If you see the identifier “exon mismatch” in some alleles in our HLA reports, there may be a good explanation for it. We’ll explain briefly here.
The IMGT HLA database is a standard reference library for determining HLA genotypes. It is the largest repository of human major histocompatibility complex (MHC) sequence data available today and is growing at an exponential rate. It includes HLA sequences from highly diverse geographic and ethnic populations. And it includes a comprehensive set of Class I and Class II HLA alleles, following the official WHO HLA Nomenclature.
HLA Typing Algorithm
We use the GenDx NGSengine application to perform HLA typing on sequenced datasets. NGSengine uses the IMGT HLA database for its sequence reference library, aligns sample read sequences against exon and intron sequences in the IMGT database, correctly phases reads and performs HLA allele assignments. NGSengine uses statistical models to predict matching genotypes between DNA samples and the IMGT database. Due to the statistical nature of the matches, there may or may not be identical sequence matches, which could be reported as exon mismatches.
NGSengine will prominently display and highlight exon mismatches in our HLA typing reports.
For example, Table 1 shows exon mismatches in DRB4 for allele 1 (3 mismatches) and allele 2 (7 mismatches).

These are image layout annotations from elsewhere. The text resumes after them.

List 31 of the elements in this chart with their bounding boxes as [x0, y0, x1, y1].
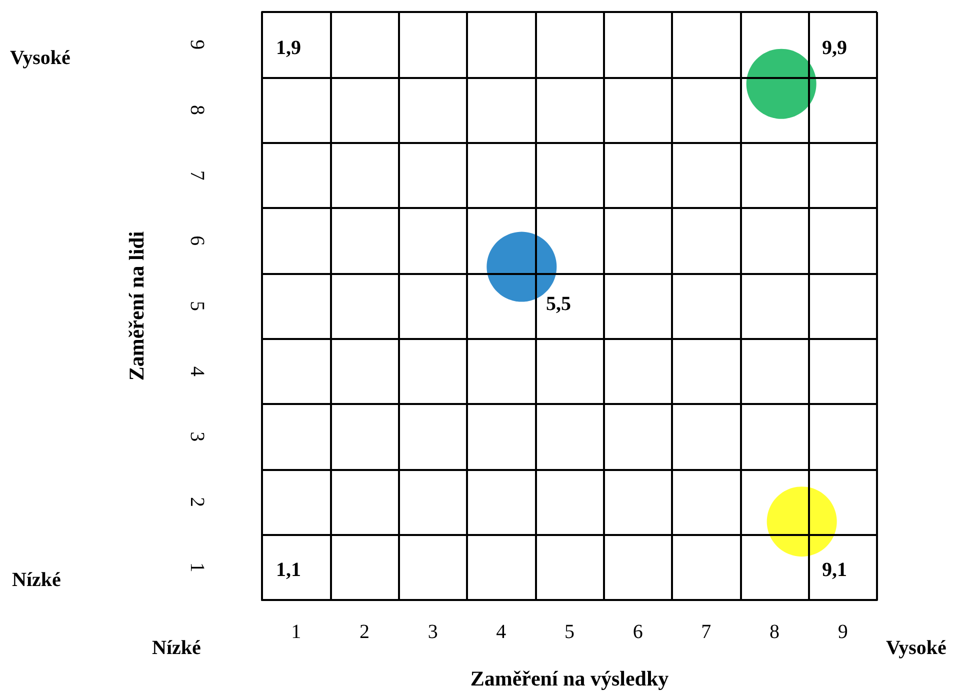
y-tick-label: 8 — [186, 105, 208, 115]
x-tick-label: 8 — [770, 621, 780, 643]
text: Vysoké — [10, 47, 71, 69]
text: Nízké — [152, 637, 201, 659]
text: Vysoké — [886, 637, 947, 659]
point — [746, 48, 816, 119]
y-tick-label: 1 — [186, 562, 208, 572]
y-tick-label: 4 — [186, 366, 208, 376]
annotation: 9,1 — [822, 559, 847, 581]
y-tick-label: 3 — [186, 432, 208, 442]
y-tick-label: 7 — [186, 170, 208, 180]
y-tick-label: 6 — [186, 236, 208, 246]
y-axis-title: Zaměření na lidi — [124, 231, 148, 381]
annotation: 1,9 — [276, 37, 301, 59]
y-tick-label: 9 — [186, 40, 208, 50]
y-tick-label: 5 — [186, 301, 208, 311]
annotation: 5,5 — [546, 293, 571, 315]
x-tick-label: 2 — [360, 621, 370, 643]
x-axis-title: Zaměření na výsledky — [470, 666, 670, 690]
y-tick-label: 2 — [186, 497, 208, 507]
x-tick-label: 3 — [428, 621, 438, 643]
x-tick-label: 4 — [496, 621, 506, 643]
annotation: 9,9 — [822, 37, 847, 59]
x-tick-label: 9 — [838, 621, 848, 643]
x-tick-label: 1 — [291, 621, 302, 643]
point — [766, 486, 837, 557]
x-tick-label: 7 — [701, 621, 712, 643]
annotation: 1,1 — [276, 559, 301, 581]
x-tick-label: 6 — [632, 621, 643, 643]
x-tick-label: 5 — [564, 621, 574, 643]
text: Nízké — [12, 569, 61, 591]
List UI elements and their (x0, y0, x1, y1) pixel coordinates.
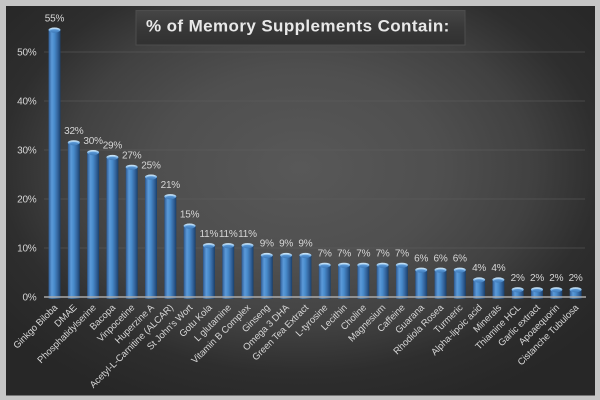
svg-text:40%: 40% (17, 97, 37, 108)
svg-text:% of Memory Supplements Contai: % of Memory Supplements Contain: (146, 17, 450, 36)
svg-text:25%: 25% (141, 160, 161, 171)
svg-text:7%: 7% (356, 249, 370, 260)
svg-text:4%: 4% (491, 263, 505, 274)
svg-text:30%: 30% (83, 136, 103, 147)
svg-text:50%: 50% (17, 48, 37, 59)
svg-text:27%: 27% (122, 151, 142, 162)
svg-text:7%: 7% (395, 249, 409, 260)
svg-text:4%: 4% (472, 263, 486, 274)
svg-text:2%: 2% (569, 273, 583, 284)
svg-text:55%: 55% (45, 13, 65, 24)
svg-text:2%: 2% (549, 273, 563, 284)
svg-text:29%: 29% (103, 141, 123, 152)
svg-text:7%: 7% (318, 249, 332, 260)
svg-text:10%: 10% (17, 244, 37, 255)
svg-text:21%: 21% (161, 180, 181, 191)
svg-text:11%: 11% (200, 229, 219, 240)
svg-text:20%: 20% (17, 195, 37, 206)
svg-text:11%: 11% (238, 229, 257, 240)
svg-text:6%: 6% (453, 253, 467, 264)
svg-text:15%: 15% (180, 209, 200, 220)
svg-text:0%: 0% (22, 293, 36, 304)
svg-text:9%: 9% (260, 239, 274, 250)
svg-text:9%: 9% (279, 239, 293, 250)
svg-text:30%: 30% (17, 146, 37, 157)
svg-text:2%: 2% (530, 273, 544, 284)
svg-text:7%: 7% (337, 249, 351, 260)
svg-text:32%: 32% (64, 126, 84, 137)
svg-text:7%: 7% (376, 249, 390, 260)
svg-text:2%: 2% (511, 273, 525, 284)
svg-text:6%: 6% (414, 253, 428, 264)
svg-text:6%: 6% (433, 253, 447, 264)
svg-text:11%: 11% (219, 229, 238, 240)
svg-text:9%: 9% (298, 239, 312, 250)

There are no exon mismatches in the remaining genes. Typically, we’ll see one or just a few mismatches in a particular gene. It’s quite rare to see a large number of mismatches, which could indicate some other issue with DNA quality, library prep or large structural rearrangements in the gene itself.
Exon mismatches may be indicative of a novel allele that is not present in the IMGT database or a new allele created through genetic recombination.
The IMGT database is a standard reference database that contains most of the known human genome sequences for the MHC/HLA (major histocompatibility complex/human leukocyte antigen) chromosomal region. The current version of the database contains about 32,330 HLA alleles. Next Generation Sequencing HLA typing algorithms use this database to make typing calls for all sequences found in a sample. If HLA alleles already exist in the database that match sequences found in a sample, then the typing algorithms can make confident type calls based on those known allele sequences. However, if the typing algorithms encounter new sequences in a sample that are not represented in the database, then they either try to impute the statistically most likely matching allele sequence from the database, or declare that the sequence is a novel allele, i.e. one that does not exist in the database and has never been identified before. Most alleles listed in our HLA reports are found in the database. Occasionally (rarely) there will be novel alleles in a sample. One of our blog posts describes how we occasionally discover novel alleles. Exon mismatches may occur when a novel allele is found in a sample that is not present in the IMGT database.
A significant number of exon mismatches may indicate large structural genomic rearrangements such as genetic recombination.
For example, we have a documented case of a recombination event for HLA-DPA1. As shown in Table 2, DPA1 initially displayed 7 exon mismatches for allele 2 in this particular sample. Based on a deeper analysis of this allele with NGSengine (beyond the scope of this note), we discovered that DPA1*01:05 was in fact a recombination of DPA1*01:03 and DPA1*02:01 and the exon mismatches were derived from nucleotide sequences in exon 2 of DPA1. Interestingly, this putative new allele was also seen or discovered in several other American and European labs around the same time frame.
Fig. 1 shows schematically an example of the evolution of paralogous genes. An ancestral human Histone H1 gene undergoes a gene duplication event, yielding two identical genes: Histone H1.1 and Histone H1.2. (In this example a speciation event also occurs, although this is not strictly required for the existence of paralogous genes). Over time each gene copy diverges in sequence from its paralog by accumulated mutations. The mutation rate and selection pressure will determine how fast and by how much the two copies diverge in sequence. Initially the paralogous genes display high sequence homology and in fact may only differ by a single SNP, MNP or small indel. The paralogous genes may retain high homology over time if there is strong selection pressure against sequence divergence, or they may diverge significantly if selection pressure is weak. In either case we have two paralogous genes with highly similar gene sequences.
In HLA Typing, the allele pair “DRB1*04 and DRB4*01” is a well-known example of paralogous genes. Doxiadis et al. posit a single common ancestral Hominidae and Cercopithecoidea (Old World monkey) DRB gene. A gene duplication event occurred before speciation to create paralogous DRB genes.
Following speciation a complex set of evolutionary events yielded the related human HLA alleles DRB1*04 and DRB4*01 (Fig. 2). Apparently the evolution of the DRB gene family included the rearrangement of transposable elements, long interspersed nuclear elements (LINE‘s), short interspersed nuclear elements (SINE‘s), retrotransposons and other genomic modifications. However, DRB1*04 and DRB4*01 retain high sequence homology due to their common ancestry. NGSengine could display slight differences in paralogous sequences as exon mismatches.